A jeszcze wcześniej wcześniej jak miałem przejściówkę 1.5 GLE to kupiłem pod Wawą za 800 zł Caro GLD z 1997 roku, silnik żyletka, a buda zgnita, że się niemało przełamywał. Tak więc wszystkie graty były pod ręką.
Sprawa dowodu rejestracyjnego jest następująca: w wydziale komunikacji powiedzieli, że trzeba zrobić nowy przegląd jako, że zmieniła się pojemność silnika oraz masa auta (chodzi po prostu o te parametry które się formalnie zmieniły na poszczególnych pozycjach dowodu rejestracyjnego).

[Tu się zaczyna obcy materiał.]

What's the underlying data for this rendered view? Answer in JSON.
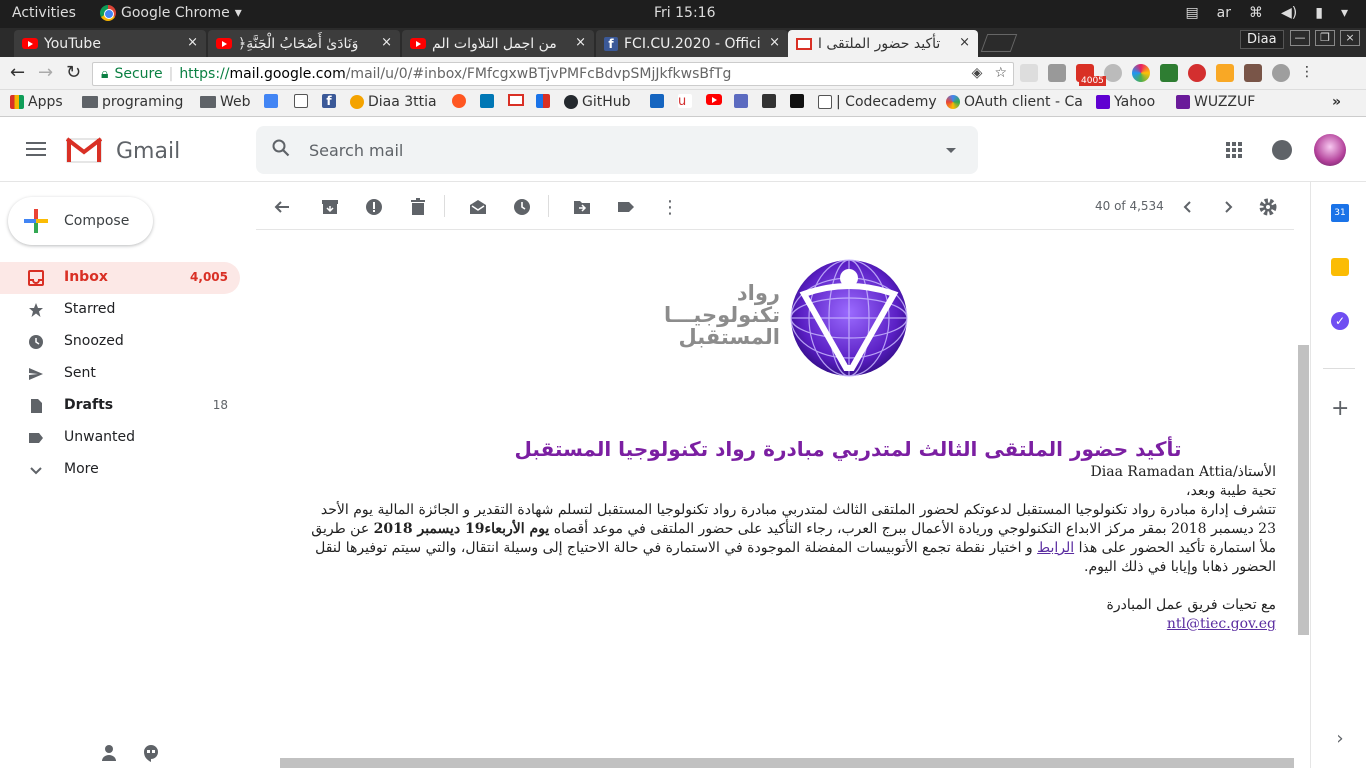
{
  "system": {
    "activities": "Activities",
    "app": "Google Chrome",
    "clock": "Fri 15:16",
    "lang": "ar"
  },
  "tabs": [
    {
      "title": "YouTube"
    },
    {
      "title": "﴿وَنَادَىٰ أَصْحَابُ الْجَنَّةِ"
    },
    {
      "title": "من اجمل التلاوات الم"
    },
    {
      "title": "FCI.CU.2020 - Offici"
    },
    {
      "title": "تأكيد حضور الملتقى ا"
    }
  ],
  "profile": "Diaa",
  "address": {
    "secure": "Secure",
    "scheme": "https://",
    "host": "mail.google.com",
    "path": "/mail/u/0/#inbox/FMfcgxwBTjvPMFcBdvpSMjJkfkwsBfTg"
  },
  "ext_badge": "4005",
  "bookmarks": [
    "Apps",
    "programing",
    "Web",
    "Diaa 3ttia",
    "GitHub",
    "| Codecademy",
    "OAuth client - Ca",
    "Yahoo",
    "WUZZUF"
  ],
  "gmail": {
    "wordmark": "Gmail",
    "search_placeholder": "Search mail",
    "compose": "Compose"
  },
  "nav": [
    {
      "label": "Inbox",
      "count": "4,005"
    },
    {
      "label": "Starred",
      "count": ""
    },
    {
      "label": "Snoozed",
      "count": ""
    },
    {
      "label": "Sent",
      "count": ""
    },
    {
      "label": "Drafts",
      "count": "18"
    },
    {
      "label": "Unwanted",
      "count": ""
    },
    {
      "label": "More",
      "count": ""
    }
  ],
  "pager": "40 of 4,534",
  "logo_lines": [
    "رواد",
    "تكنولوجيـــا",
    "المستقبل"
  ],
  "email": {
    "title": "تأكيد حضور الملتقى الثالث لمتدربي مبادرة رواد تكنولوجيا المستقبل",
    "greeting_prefix": "الأستاذ/",
    "greeting_name": "Diaa Ramadan Attia",
    "salutation": "تحية طيبة وبعد،",
    "p1": "تتشرف إدارة مبادرة رواد تكنولوجيا المستقبل لدعوتكم لحضور الملتقى الثالث لمتدربي مبادرة رواد تكنولوجيا المستقبل لتسلم شهادة التقدير و الجائزة المالية يوم الأحد 23 ديسمبر 2018 بمقر مركز الابداع التكنولوجي وريادة الأعمال ببرج العرب، رجاء التأكيد على حضور الملتقى في موعد أقصاه",
    "deadline": "يوم الأربعاء19 ديسمبر 2018",
    "p2": "عن طريق ملأ استمارة تأكيد الحضور على هذا",
    "link": "الرابط",
    "p3": "و  اختيار نقطة تجمع الأتوبيسات المفضلة الموجودة في الاستمارة في حالة الاحتياج إلى وسيلة انتقال، والتي سيتم توفيرها لنقل الحضور ذهابا وإيابا في ذلك اليوم.",
    "signoff": "مع تحيات فريق عمل المبادرة",
    "contact": "ntl@tiec.gov.eg"
  },
  "colors": {
    "gmail_red": "#d93025",
    "title_purple": "#7b1fa2",
    "secure_green": "#0b8043"
  }
}
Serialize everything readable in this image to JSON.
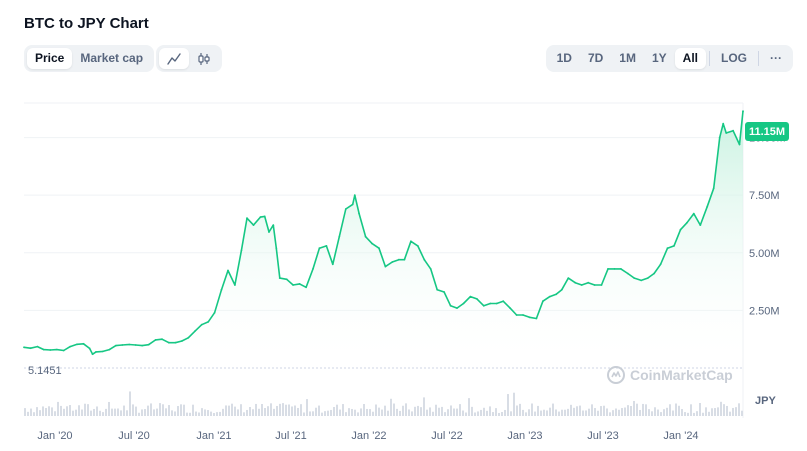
{
  "header": {
    "title": "BTC to JPY Chart"
  },
  "toggles": {
    "price_label": "Price",
    "market_cap_label": "Market cap",
    "line_icon": "line-chart-icon",
    "candle_icon": "candlestick-icon"
  },
  "ranges": [
    "1D",
    "7D",
    "1M",
    "1Y",
    "All",
    "LOG"
  ],
  "active_range": "All",
  "more_label": "···",
  "colors": {
    "line": "#16c784",
    "area_top": "#c6f1df",
    "badge": "#16c784",
    "volume": "#d8dde5",
    "grid": "#eff2f5"
  },
  "watermark": "CoinMarketCap",
  "currency": "JPY",
  "chart_data": {
    "type": "area",
    "title": "BTC to JPY Chart",
    "y_ticks": [
      "2.50M",
      "5.00M",
      "7.50M",
      "10.00M"
    ],
    "y_tick_values": [
      2500000,
      5000000,
      7500000,
      10000000
    ],
    "x_ticks": [
      "Jan '20",
      "Jul '20",
      "Jan '21",
      "Jul '21",
      "Jan '22",
      "Jul '22",
      "Jan '23",
      "Jul '23",
      "Jan '24"
    ],
    "ylim": [
      0,
      11500000
    ],
    "current_price_label": "11.15M",
    "baseline_label": "5.1451",
    "grid": true,
    "x": [
      "2019-10-05",
      "2019-10-20",
      "2019-11-05",
      "2019-11-20",
      "2019-12-05",
      "2019-12-20",
      "2020-01-05",
      "2020-01-20",
      "2020-02-05",
      "2020-02-20",
      "2020-03-05",
      "2020-03-12",
      "2020-03-20",
      "2020-04-05",
      "2020-04-20",
      "2020-05-05",
      "2020-05-20",
      "2020-06-05",
      "2020-06-20",
      "2020-07-05",
      "2020-07-20",
      "2020-08-05",
      "2020-08-20",
      "2020-09-05",
      "2020-09-20",
      "2020-10-05",
      "2020-10-20",
      "2020-11-05",
      "2020-11-20",
      "2020-12-05",
      "2020-12-20",
      "2021-01-05",
      "2021-01-20",
      "2021-02-05",
      "2021-02-20",
      "2021-03-05",
      "2021-03-20",
      "2021-04-05",
      "2021-04-15",
      "2021-04-25",
      "2021-05-05",
      "2021-05-12",
      "2021-05-20",
      "2021-06-05",
      "2021-06-20",
      "2021-07-05",
      "2021-07-20",
      "2021-08-05",
      "2021-08-20",
      "2021-09-05",
      "2021-09-20",
      "2021-10-05",
      "2021-10-20",
      "2021-11-05",
      "2021-11-10",
      "2021-11-20",
      "2021-12-05",
      "2021-12-20",
      "2022-01-05",
      "2022-01-20",
      "2022-02-05",
      "2022-02-20",
      "2022-03-05",
      "2022-03-20",
      "2022-04-05",
      "2022-04-20",
      "2022-05-05",
      "2022-05-20",
      "2022-06-05",
      "2022-06-20",
      "2022-07-05",
      "2022-07-20",
      "2022-08-05",
      "2022-08-20",
      "2022-09-05",
      "2022-09-20",
      "2022-10-05",
      "2022-10-20",
      "2022-11-05",
      "2022-11-20",
      "2022-12-05",
      "2022-12-20",
      "2023-01-05",
      "2023-01-20",
      "2023-02-05",
      "2023-02-20",
      "2023-03-05",
      "2023-03-20",
      "2023-04-05",
      "2023-04-20",
      "2023-05-05",
      "2023-05-20",
      "2023-06-05",
      "2023-06-20",
      "2023-07-05",
      "2023-07-20",
      "2023-08-05",
      "2023-08-20",
      "2023-09-05",
      "2023-09-20",
      "2023-10-05",
      "2023-10-20",
      "2023-11-05",
      "2023-11-20",
      "2023-12-05",
      "2023-12-20",
      "2024-01-05",
      "2024-01-20",
      "2024-02-05",
      "2024-02-20",
      "2024-03-05",
      "2024-03-13",
      "2024-03-20",
      "2024-04-05",
      "2024-04-20",
      "2024-04-28"
    ],
    "y": [
      900000,
      860000,
      930000,
      800000,
      780000,
      800000,
      760000,
      930000,
      1030000,
      1050000,
      850000,
      600000,
      700000,
      720000,
      800000,
      970000,
      1000000,
      1020000,
      1000000,
      970000,
      1010000,
      1220000,
      1250000,
      1100000,
      1100000,
      1170000,
      1310000,
      1610000,
      1880000,
      2000000,
      2400000,
      3400000,
      4230000,
      3600000,
      5100000,
      6500000,
      6200000,
      6550000,
      6580000,
      5900000,
      6200000,
      5200000,
      3900000,
      3850000,
      3600000,
      3650000,
      3500000,
      4300000,
      5200000,
      5300000,
      4500000,
      5700000,
      6900000,
      7100000,
      7500000,
      6700000,
      5700000,
      5400000,
      5200000,
      4400000,
      4600000,
      4700000,
      4700000,
      5500000,
      5300000,
      4700000,
      4300000,
      3400000,
      3300000,
      2700000,
      2600000,
      2800000,
      3100000,
      3000000,
      2700000,
      2800000,
      2800000,
      2900000,
      2600000,
      2300000,
      2300000,
      2200000,
      2150000,
      2900000,
      3100000,
      3200000,
      3400000,
      3900000,
      3700000,
      3600000,
      3700000,
      3600000,
      3600000,
      4300000,
      4300000,
      4300000,
      4100000,
      3900000,
      3800000,
      3900000,
      4100000,
      4500000,
      5200000,
      5300000,
      6000000,
      6300000,
      6700000,
      6200000,
      7000000,
      7800000,
      10000000,
      10600000,
      10200000,
      10300000,
      9700000,
      11150000
    ]
  }
}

Diagnoście powiedziałem, że owy silnik jest jedną z wersji silnikowych polonezów, oczywiście on również o tym wiedział, a więc nie musiałem go do tego usilnie namawiać i bez żadnych zbędnych pomiarów wydano zaświadczenie o zmianie silnika w którym na pewno bo już nie pamiętam wpisał nową pojemność jednostki napędowej, oraz nową masę auta bo jak wiadomo diesel cięższy. Z tym kwiciorem do wydziału komunikacji, wtedy oni wydają nowy dowód rejestracyjny. A więc koszt całej operacji wynosi tyle ile wydanie nowego dowodu rejestracyjnego + cena przeglądu u diagnosty o którym już wyżej pisałem czyli standardowa opłata jak dla normalnej fury bez gazu. No i jeszcze do firmy ubezpieczeniowej zgłosić, że pojemność się zmieniła.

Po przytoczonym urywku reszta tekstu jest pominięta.